OS SOBREVIVENTES FALAM, por Jorge Volnovich



OS SOBREVIVENTES FALAM
Jorge Volnovich

Os mitos são analisadores da história e através dos mesmos emerge o inconsciente da humanidade. Da mesma forma, os mitos familiares designam e produzem lugares subjetivos, memórias e afetos tanto singulares quanto coletivos numa sociedade. Minha própria história está marcada por um mito: meu avô materno, intelectual e membro ativo da comunidade judaica da Argentina, escreveu um livro. Seu título era “Os sobreviventes falam”.

Desde criança escutava, nos relatos cotidianos familiares, o que achava uma verdadeira façanha e nem imaginava sequer imitá-la. Ter um avô judeu, do povo, do livro, escritor de um livro sobre os testemunhos dos sobreviventes do Holocausto, era um motivo de orgulho muito antes de haver lido o mesmo.

Devo confessar que, apenas na minha velha adolescência, tive a oportunidade de ler suas páginas, e resultaram tão traumáticas que decidi considerá-las chatas. De alguma forma, o mito superava a realidade – como todos os mitos – e ficava inscrito no desejo familiar de eternizar um vínculo que honrava a gente. Mais do que isso, o livro tornava a nossa família sobrevivente, inaugurando a onipotente idéia de que éramos capazes de sobreviver a todas as doenças, a qualquer desastre, até às guerras que tivéssemos que padecer.

Ah, doce onipotência aquela que acompanha a infância e a adolescência! Garante que sempre sobre-vivemos e não apenas podemos superar toda adversidade, mas que estamos além da vida e além da morte.

E não é o caso que o mito tenha funcionado plenamente no que a mim diz respeito!
Com efeito, como médico e psicanalista de crianças decidi, ou melhor, dizendo, o devir me levou a decidir começar a trabalhar, aproximadamente em 1995, com crianças e adolescentes objetos de maus-tratos, negligência e abuso sexual por parte dos responsáveis em protegê-los, o que envolvia, além da própria família, as instituições educativas, religiosas ou desportivas.

Comecei, então, a escutar os relatos dos meninos e das meninas, assim como dos adultos que foram crianças vítimas de maus tratos, e percebi que, em cada escansão traumática, falava um sobrevivente.

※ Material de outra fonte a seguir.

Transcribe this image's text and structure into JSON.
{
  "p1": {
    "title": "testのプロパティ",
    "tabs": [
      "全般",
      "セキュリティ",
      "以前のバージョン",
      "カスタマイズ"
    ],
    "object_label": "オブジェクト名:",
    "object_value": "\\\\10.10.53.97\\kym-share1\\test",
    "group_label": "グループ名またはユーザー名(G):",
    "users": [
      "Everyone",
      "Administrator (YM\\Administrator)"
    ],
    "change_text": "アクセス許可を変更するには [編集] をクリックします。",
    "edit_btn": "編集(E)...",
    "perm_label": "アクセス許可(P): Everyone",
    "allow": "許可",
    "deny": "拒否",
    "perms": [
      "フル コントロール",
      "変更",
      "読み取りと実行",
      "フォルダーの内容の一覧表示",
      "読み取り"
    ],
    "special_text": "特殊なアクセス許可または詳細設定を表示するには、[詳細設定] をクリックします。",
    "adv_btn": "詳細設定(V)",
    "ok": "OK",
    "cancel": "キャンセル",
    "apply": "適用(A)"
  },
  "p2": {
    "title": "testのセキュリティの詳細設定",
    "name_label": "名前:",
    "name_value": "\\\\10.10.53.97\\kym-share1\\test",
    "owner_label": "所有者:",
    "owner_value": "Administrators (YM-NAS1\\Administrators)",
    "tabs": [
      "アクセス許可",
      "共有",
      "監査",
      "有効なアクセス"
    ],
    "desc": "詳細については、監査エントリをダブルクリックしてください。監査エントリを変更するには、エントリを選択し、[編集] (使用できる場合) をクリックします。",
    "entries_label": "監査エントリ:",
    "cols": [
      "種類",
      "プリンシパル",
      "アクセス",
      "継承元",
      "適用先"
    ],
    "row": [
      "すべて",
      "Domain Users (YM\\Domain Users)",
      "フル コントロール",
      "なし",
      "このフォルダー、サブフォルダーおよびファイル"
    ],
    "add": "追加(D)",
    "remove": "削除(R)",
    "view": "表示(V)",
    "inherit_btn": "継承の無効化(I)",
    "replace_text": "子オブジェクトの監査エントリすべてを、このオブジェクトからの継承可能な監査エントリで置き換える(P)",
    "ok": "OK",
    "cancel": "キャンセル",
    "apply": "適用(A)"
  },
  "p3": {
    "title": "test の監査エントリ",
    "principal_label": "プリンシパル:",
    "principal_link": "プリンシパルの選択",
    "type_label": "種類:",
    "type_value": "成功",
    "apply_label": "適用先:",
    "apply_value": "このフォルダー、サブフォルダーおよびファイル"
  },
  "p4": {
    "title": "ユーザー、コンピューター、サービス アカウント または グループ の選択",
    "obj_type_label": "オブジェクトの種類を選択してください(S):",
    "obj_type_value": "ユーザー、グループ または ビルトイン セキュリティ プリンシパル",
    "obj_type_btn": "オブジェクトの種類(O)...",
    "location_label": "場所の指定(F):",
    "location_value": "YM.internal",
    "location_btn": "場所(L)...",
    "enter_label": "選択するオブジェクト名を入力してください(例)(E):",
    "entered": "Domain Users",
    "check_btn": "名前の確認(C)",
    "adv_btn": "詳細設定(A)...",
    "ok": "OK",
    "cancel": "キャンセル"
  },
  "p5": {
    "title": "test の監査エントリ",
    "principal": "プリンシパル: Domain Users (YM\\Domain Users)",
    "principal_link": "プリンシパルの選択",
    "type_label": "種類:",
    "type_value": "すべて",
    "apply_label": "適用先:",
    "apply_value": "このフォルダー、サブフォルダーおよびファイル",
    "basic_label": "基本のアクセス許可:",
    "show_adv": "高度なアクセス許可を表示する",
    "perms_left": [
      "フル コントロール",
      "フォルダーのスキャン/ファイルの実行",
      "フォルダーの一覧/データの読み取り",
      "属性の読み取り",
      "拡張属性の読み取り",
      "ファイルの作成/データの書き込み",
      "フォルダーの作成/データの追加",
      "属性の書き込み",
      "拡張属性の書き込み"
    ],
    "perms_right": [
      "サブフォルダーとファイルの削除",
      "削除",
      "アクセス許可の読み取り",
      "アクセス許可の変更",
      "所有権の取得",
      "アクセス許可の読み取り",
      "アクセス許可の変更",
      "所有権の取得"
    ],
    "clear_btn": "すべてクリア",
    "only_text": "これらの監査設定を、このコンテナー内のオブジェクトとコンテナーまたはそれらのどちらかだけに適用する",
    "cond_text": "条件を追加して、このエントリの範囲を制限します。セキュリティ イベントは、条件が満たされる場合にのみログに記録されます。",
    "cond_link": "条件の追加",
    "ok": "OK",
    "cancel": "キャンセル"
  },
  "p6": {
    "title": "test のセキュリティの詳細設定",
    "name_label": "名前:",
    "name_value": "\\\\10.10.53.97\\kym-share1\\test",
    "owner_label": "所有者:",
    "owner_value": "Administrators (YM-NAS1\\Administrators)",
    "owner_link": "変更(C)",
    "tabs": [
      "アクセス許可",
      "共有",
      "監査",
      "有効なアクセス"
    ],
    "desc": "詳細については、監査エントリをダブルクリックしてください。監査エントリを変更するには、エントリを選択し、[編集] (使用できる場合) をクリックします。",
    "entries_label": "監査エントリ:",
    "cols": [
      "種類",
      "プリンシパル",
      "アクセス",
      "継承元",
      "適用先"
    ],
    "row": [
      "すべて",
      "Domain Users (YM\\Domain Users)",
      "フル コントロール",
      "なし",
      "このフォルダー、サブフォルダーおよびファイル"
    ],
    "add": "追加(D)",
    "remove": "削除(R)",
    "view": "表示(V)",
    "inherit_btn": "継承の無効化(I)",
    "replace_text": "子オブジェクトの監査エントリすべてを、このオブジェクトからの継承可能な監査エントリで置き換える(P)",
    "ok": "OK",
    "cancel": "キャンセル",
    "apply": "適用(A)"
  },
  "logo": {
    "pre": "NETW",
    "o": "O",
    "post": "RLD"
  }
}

Os sobreviventes falavam para mim numa sociedade que proclamava, e ainda proclama uma forma de vida centrada na tecnologia e no gozo do consumo, como se as megalópoles fossem um gigantesco Shopping Center, enquanto seus relatos revelavam a existência de um campo de concentração e de trabalhos forçados sem esperança. Como sustenta Giorgio Agamben, existe uma vida “nua” oculta pela forma de vida pós-moderna e desta vida “nua” falavam e continuam falando para mim os sobreviventes.

O Rio de Janeiro é uma cidade de sobreviventes. Na sua memória estão inscritos o Massacre da Candelária, a Chacina de Vigário Geral, a extrema pobreza, a indigência e a mendicância, junto com os sucessivos fracassos da democracia representativa, o totalitarismo militar de 64, com seus mortos e desaparecidos, e tantos outros traumas sociais, políticos e subjetivos que, diante disso, qualquer catástrofe natural ou ambiental costuma parecer uma banalidade.

O mais importante é que todos esses “desastres” afetaram profundamente a subjetividade singular e coletiva dos cariocas. Ao mesmo tempo, a elaboração traumática dos mesmos resulta num penoso e triste percurso de exílios a outros países e “insilios” – neologismo criado por Hernan Kesselman - nos condomínios, casas, apartamentos ou comunidades fechadas, de retornos desses exílios e seus respectivos “insilios”, de tentativas frustradas e insistentes de reparar o irreparável.

Mas, caso tenha aprendido alguma coisa escutando os sobreviventes, isto é - que se sentem duplamente culpados - culpados de terem sido parte do ato que os vitimizou e culpados de terem sobrevivido ao mesmo.
Como um pêndulo em seu movimento incessante, o discurso das vítimas aponta no seu compasso o se desculpabilizar por terem sido vítimas, considerando que os agressores não apenas não sentem culpa, e caso tivessem uma outra oportunidade, atacariam de novo. No outro ápice do movimento pendular, a necessidade de se desculpabilizar por sobreviver e não haver morrido como os outros.
O Rio de Janeiro está cheio de vítimas que se sentem culpadas de terem sido vítimas e de sobreviventes que negam sua condição como tais.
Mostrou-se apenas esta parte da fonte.